Let's take an example of a person who is saving sensitive information related to his company with no authorization (an one who owns the file can see it) in a USB driver, and a bad day came when the USB has been stolen .Another example is when someone owns a credit card and he associate his password to be all zeros or his birth date .In the two previous cases, the system has provide a privacy choice to the two persons, but they didn't use it property. Let's move to more complex situation. A company with very huge database of customer's information. Hiding all the data is not a good idea, because users want to access data as much as possible with no many constraints. It's difficult to the security system know which data is sensitive and which is not. Precision is an approach which goal is to maximize as much no sensitive data as possible and protect the rest data (the sensitive one).

We move to the integrity aspect where the data must be consistent and reliable with the intended data to minimize the loss of data or the inconsistencies of the data; information should not be changed or removed randomly.

”A successful attack can happen when integrity is violated first then the system availability or confidentiality"[10]. The DBMS work in this aspect by reducing and analyzing failures that could happen. Because these failures are commonly happened and the reconstruction is costly, integrity is very important for organizations.

Last but not least, is to serve the sharing of information which done within the availability aspect. A system with correct controlling, storing and communicating processes is serving the availability aspect.

  1. Risk Management

The meaning of risk management in data reefers to the guidelines used to reduce security risks in data to an acceptable level. This is done by knowing the weaknesses in the security system that brings threats .In a security system, risk management are needed to serve the value of security very well. In other word, it gives a backup plan to what if a bad situation happened .This not only includes the security issue. It expands to include managing and fixing the operational and economic costs to establish a high level of protectively and protecting the IT systems and data that support a certain organization. . Other impacts cannot be measured in specific units but it can be described in terms of high, medium, and low impacts .For instance or loss of public confidence, loss of credibility. In this research, we are only concerning about the information security management instead of business risk management.

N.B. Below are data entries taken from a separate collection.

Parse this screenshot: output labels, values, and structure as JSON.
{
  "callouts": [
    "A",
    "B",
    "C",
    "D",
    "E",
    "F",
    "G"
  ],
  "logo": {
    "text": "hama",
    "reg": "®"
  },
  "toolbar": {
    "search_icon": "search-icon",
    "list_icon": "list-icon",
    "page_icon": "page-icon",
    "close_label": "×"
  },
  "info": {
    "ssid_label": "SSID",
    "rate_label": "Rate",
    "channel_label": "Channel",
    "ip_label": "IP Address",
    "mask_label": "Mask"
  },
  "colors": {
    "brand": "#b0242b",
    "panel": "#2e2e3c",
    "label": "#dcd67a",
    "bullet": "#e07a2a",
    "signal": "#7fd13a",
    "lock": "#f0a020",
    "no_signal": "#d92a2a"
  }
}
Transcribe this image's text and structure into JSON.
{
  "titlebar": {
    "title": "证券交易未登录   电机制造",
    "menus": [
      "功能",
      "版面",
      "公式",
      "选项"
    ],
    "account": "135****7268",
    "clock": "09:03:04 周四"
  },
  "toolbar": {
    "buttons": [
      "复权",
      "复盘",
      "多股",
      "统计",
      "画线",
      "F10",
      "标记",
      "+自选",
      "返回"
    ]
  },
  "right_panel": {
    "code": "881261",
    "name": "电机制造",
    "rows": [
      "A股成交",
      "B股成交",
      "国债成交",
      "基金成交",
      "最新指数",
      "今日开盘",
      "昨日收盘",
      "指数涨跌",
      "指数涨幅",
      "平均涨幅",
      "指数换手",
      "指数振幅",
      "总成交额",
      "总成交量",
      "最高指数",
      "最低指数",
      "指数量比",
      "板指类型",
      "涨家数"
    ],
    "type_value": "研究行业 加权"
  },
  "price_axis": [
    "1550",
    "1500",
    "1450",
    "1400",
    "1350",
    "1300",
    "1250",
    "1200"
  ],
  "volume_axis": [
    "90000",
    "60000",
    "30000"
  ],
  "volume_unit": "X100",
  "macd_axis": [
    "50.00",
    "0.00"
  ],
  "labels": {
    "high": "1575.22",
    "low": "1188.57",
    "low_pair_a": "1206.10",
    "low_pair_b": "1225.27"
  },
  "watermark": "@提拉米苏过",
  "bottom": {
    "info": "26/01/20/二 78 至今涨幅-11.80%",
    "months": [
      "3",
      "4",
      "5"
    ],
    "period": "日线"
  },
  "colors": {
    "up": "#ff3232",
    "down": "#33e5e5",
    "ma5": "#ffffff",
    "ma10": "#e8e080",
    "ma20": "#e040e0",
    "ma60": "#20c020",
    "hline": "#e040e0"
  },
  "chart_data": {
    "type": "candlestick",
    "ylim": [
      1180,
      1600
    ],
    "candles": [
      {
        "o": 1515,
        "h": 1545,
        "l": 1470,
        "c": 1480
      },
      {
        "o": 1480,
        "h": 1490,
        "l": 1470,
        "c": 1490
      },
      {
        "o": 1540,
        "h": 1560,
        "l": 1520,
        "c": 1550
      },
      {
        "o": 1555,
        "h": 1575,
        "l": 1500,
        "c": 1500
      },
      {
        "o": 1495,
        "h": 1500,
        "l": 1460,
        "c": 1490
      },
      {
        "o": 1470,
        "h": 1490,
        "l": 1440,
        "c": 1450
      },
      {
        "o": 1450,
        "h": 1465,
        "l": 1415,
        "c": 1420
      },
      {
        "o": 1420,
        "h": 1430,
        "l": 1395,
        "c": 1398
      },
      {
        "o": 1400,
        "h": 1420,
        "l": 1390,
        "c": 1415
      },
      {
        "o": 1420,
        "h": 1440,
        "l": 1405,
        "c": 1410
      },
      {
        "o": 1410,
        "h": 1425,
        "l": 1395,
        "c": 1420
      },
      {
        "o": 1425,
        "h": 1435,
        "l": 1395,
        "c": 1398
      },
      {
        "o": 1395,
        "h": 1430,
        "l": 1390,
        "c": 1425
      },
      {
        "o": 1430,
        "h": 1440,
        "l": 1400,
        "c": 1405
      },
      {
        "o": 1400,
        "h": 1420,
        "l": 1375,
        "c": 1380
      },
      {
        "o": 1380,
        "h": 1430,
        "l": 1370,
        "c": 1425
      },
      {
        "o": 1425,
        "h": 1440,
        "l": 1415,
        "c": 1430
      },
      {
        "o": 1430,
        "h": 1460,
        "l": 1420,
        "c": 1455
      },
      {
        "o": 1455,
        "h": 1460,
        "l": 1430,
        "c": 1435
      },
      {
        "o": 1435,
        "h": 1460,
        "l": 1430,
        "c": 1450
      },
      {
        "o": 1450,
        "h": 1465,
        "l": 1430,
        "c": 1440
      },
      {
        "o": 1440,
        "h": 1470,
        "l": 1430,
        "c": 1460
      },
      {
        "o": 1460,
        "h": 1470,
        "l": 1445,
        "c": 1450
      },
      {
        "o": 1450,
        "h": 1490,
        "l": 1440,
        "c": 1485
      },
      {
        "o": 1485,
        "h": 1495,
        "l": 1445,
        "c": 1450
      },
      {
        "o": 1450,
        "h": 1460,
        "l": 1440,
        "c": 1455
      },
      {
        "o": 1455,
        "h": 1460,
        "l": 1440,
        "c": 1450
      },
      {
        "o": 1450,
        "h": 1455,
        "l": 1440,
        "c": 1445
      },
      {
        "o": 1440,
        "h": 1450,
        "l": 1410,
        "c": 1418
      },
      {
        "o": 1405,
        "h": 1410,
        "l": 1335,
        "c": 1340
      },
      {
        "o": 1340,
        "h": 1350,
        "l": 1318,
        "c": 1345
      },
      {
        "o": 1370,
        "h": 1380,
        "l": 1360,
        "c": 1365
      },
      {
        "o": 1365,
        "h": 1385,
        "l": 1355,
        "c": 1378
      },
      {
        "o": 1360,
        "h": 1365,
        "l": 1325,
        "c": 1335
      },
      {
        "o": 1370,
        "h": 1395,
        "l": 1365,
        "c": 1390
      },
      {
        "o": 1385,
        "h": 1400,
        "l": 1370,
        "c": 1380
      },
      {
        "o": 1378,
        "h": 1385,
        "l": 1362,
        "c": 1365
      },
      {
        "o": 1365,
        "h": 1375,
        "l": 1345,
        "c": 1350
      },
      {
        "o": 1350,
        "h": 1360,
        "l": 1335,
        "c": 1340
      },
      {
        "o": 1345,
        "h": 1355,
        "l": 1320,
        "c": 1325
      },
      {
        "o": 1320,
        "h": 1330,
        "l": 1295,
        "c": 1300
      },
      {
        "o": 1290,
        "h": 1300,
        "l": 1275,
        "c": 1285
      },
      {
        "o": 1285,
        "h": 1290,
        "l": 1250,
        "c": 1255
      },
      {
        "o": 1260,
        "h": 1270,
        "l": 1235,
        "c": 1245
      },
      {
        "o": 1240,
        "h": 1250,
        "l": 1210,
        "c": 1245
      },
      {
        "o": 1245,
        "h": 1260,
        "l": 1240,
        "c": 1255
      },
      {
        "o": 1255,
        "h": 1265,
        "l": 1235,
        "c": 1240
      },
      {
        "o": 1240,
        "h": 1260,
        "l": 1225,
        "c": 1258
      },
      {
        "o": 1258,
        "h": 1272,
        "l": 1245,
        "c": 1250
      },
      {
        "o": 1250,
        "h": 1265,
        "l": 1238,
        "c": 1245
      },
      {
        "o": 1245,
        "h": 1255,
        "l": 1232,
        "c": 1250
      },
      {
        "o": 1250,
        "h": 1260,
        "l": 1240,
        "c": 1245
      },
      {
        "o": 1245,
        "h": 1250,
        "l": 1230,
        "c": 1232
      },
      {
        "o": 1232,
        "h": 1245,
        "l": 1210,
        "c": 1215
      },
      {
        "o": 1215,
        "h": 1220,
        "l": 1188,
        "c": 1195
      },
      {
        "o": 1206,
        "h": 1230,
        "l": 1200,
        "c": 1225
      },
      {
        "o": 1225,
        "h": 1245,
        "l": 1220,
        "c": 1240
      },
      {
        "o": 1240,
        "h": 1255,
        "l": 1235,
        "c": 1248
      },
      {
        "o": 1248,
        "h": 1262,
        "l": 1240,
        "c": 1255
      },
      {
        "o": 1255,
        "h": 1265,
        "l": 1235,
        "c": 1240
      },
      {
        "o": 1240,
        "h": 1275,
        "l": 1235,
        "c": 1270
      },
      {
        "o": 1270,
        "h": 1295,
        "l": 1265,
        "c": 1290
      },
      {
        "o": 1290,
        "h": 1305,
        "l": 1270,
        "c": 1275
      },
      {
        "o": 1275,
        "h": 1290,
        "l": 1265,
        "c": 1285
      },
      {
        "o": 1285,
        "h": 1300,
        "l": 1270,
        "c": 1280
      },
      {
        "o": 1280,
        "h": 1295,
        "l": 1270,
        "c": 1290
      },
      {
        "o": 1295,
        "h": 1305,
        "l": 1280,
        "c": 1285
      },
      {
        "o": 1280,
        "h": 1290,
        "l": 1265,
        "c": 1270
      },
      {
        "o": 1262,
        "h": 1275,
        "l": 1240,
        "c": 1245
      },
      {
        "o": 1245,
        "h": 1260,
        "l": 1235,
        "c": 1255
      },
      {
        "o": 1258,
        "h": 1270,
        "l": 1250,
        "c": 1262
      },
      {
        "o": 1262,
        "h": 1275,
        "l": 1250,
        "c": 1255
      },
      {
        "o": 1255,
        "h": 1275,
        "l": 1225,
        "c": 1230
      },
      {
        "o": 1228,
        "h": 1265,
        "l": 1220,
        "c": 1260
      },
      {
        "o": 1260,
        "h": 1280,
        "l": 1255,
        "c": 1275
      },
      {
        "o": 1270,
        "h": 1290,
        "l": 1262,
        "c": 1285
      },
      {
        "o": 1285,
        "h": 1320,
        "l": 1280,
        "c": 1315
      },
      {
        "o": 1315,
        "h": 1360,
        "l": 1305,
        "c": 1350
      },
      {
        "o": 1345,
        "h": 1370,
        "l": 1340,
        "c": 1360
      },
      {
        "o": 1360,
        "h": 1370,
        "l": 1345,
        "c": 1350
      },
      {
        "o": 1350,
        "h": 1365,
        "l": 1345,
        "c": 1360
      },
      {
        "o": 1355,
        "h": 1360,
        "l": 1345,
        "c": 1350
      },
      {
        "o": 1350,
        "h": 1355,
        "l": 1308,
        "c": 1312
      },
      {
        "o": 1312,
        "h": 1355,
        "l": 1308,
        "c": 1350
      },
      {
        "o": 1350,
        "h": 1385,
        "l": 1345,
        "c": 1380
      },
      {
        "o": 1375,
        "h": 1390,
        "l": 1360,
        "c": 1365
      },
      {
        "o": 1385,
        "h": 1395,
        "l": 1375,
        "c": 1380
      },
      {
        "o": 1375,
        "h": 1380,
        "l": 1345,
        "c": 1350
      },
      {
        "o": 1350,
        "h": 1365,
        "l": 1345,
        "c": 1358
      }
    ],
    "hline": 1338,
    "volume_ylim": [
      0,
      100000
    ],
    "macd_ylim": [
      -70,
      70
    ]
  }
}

To manage the risk management in information security, we must first collect factors that could affect it, which are:

Hardware

Software

People who are using the system

Sensitive data

System interfaces

Critical

"A threat is a circumstance or event with a harm effect to an information system ".Threat-Sources are commonly appeared. They can be human threats which caused by human like hackersor environmental threats (physical) like the failure of a power. Also, some threat can cause a direct damage (primary threat), or a long term damage (secondary threat).